Welcome to the STimage-1K4M Dataset repository. This dataset is designed to foster research in the field of spatial transcriptomics, combining high-resolution histopathology images with detailed gene expression data.
STimage-1K4M consists of 1,149 spatial transcriptomics slides, totaling over 4 million spots with paired gene expression data. This dataset includes:
- Images.
- Gene expression profiles matched with high-resolution histopathology images.
- Spatial coordinates for each spot.
See example folder for an example slide from Andersson et al. (pmid: 34650042).
To use the STimage-1K4M dataset in your research, please access the dataset via Hugging Face.
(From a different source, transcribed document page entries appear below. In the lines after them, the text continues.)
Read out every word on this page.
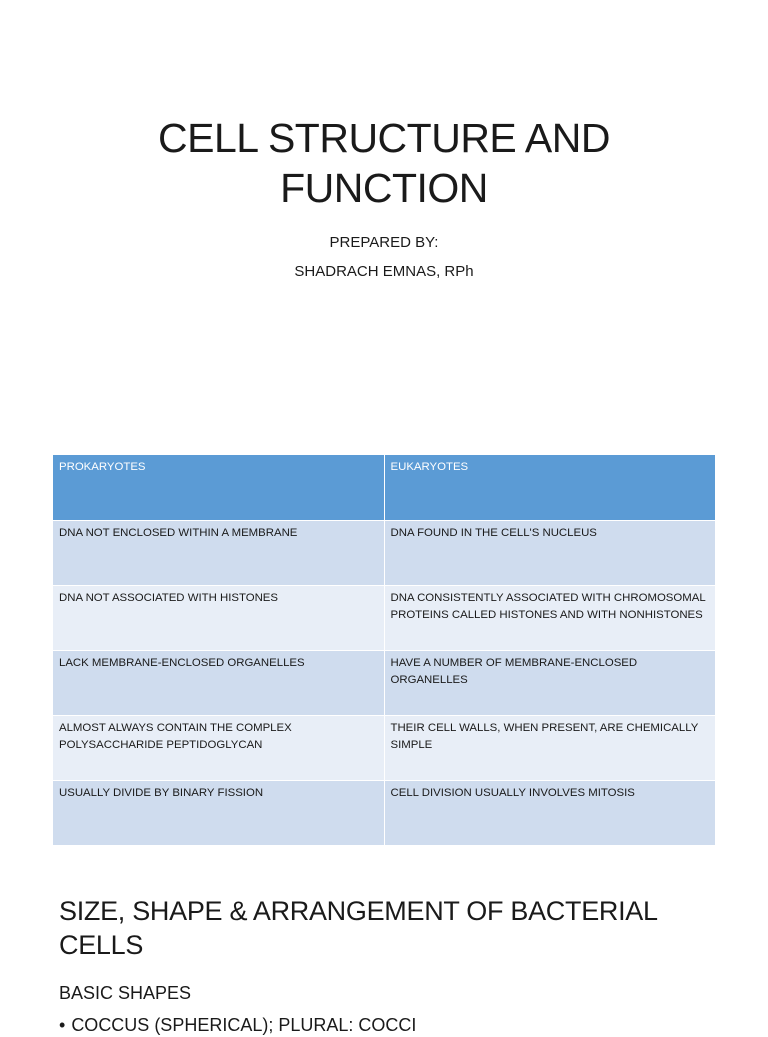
CELL STRUCTURE AND
FUNCTION
PREPARED BY:
SHADRACH EMNAS, RPh
PROKARYOTES	EUKARYOTES
DNA NOT ENCLOSED WITHIN A MEMBRANE	DNA FOUND IN THE CELL'S NUCLEUS
DNA NOT ASSOCIATED WITH HISTONES	DNA CONSISTENTLY ASSOCIATED WITH CHROMOSOMAL PROTEINS CALLED HISTONES AND WITH NONHISTONES
LACK MEMBRANE-ENCLOSED ORGANELLES	HAVE A NUMBER OF MEMBRANE-ENCLOSED ORGANELLES
ALMOST ALWAYS CONTAIN THE COMPLEX POLYSACCHARIDE PEPTIDOGLYCAN	THEIR CELL WALLS, WHEN PRESENT, ARE CHEMICALLY SIMPLE
USUALLY DIVIDE BY BINARY FISSION	CELL DIVISION USUALLY INVOLVES MITOSIS
SIZE, SHAPE & ARRANGEMENT OF BACTERIAL CELLS
BASIC SHAPES
• COCCUS (SPHERICAL); PLURAL: COCCI
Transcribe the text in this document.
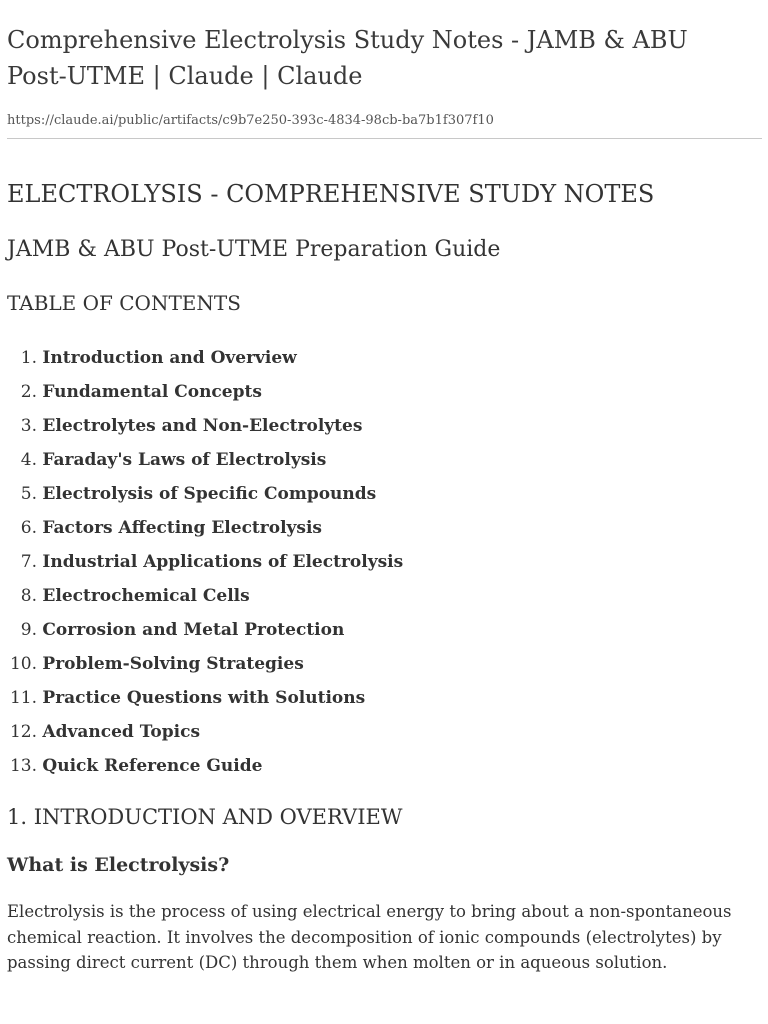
Comprehensive Electrolysis Study Notes - JAMB & ABU Post-UTME | Claude | Claude

https://claude.ai/public/artifacts/c9b7e250-393c-4834-98cb-ba7b1f307f10

ELECTROLYSIS - COMPREHENSIVE STUDY NOTES
JAMB & ABU Post-UTME Preparation Guide
TABLE OF CONTENTS
1.
Introduction and Overview
2.
Fundamental Concepts
3.
Electrolytes and Non-Electrolytes
4.
Faraday's Laws of Electrolysis
5.
Electrolysis of Specific Compounds
6.
Factors Affecting Electrolysis
7.
Industrial Applications of Electrolysis
8.
Electrochemical Cells
9.
Corrosion and Metal Protection
10.
Problem-Solving Strategies
11.
Practice Questions with Solutions
12.
Advanced Topics
13.
Quick Reference Guide
1. INTRODUCTION AND OVERVIEW
What is Electrolysis?

Electrolysis is the process of using electrical energy to bring about a non-spontaneous chemical reaction. It involves the decomposition of ionic compounds (electrolytes) by passing direct current (DC) through them when molten or in aqueous solution.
You may also fill in your email in this Google form to get a link to download the file from our FTP server.
The data structure is organized as follows:
├── annotation # Pathologist annotation
├── meta # Test files (alternatively `spec` or `tests`)
│ ├── bib.txt # the bibtex for all studies with pmid included in the dataset
│ ├── meta_all_gene.csv # The meta information
├── ST # Include all data for tech: Spatial Transcriptomics
│ ├── coord # Include the spot coordinates & spot radius of each slide
│ ├── gene_exp # Include the gene expression of each slide
│ └── image # Include the image each slide
├── Visium # Include all data for tech: Visium, same structure as ST
├── VisiumHD # Include all data for tech: VisiumHD, same structure as ST
The code for data processing and reproducing evaluation result in the paper are in Document.
The fine-tuning and evaluation codes borrows heavily from CLIP and PLIP.
@misc{chen2024stimage1k4m,
title={STimage-1K4M: A histopathology image-gene expression dataset for spatial transcriptomics},
author={Jiawen Chen and Muqing Zhou and Wenrong Wu and Jinwei Zhang and Yun Li and Didong Li},
year={2024},
eprint={2406.06393},
archivePrefix={arXiv},
primaryClass={cs.CV}
}
All code is licensed under the MIT License - see the LICENSE.md file for details.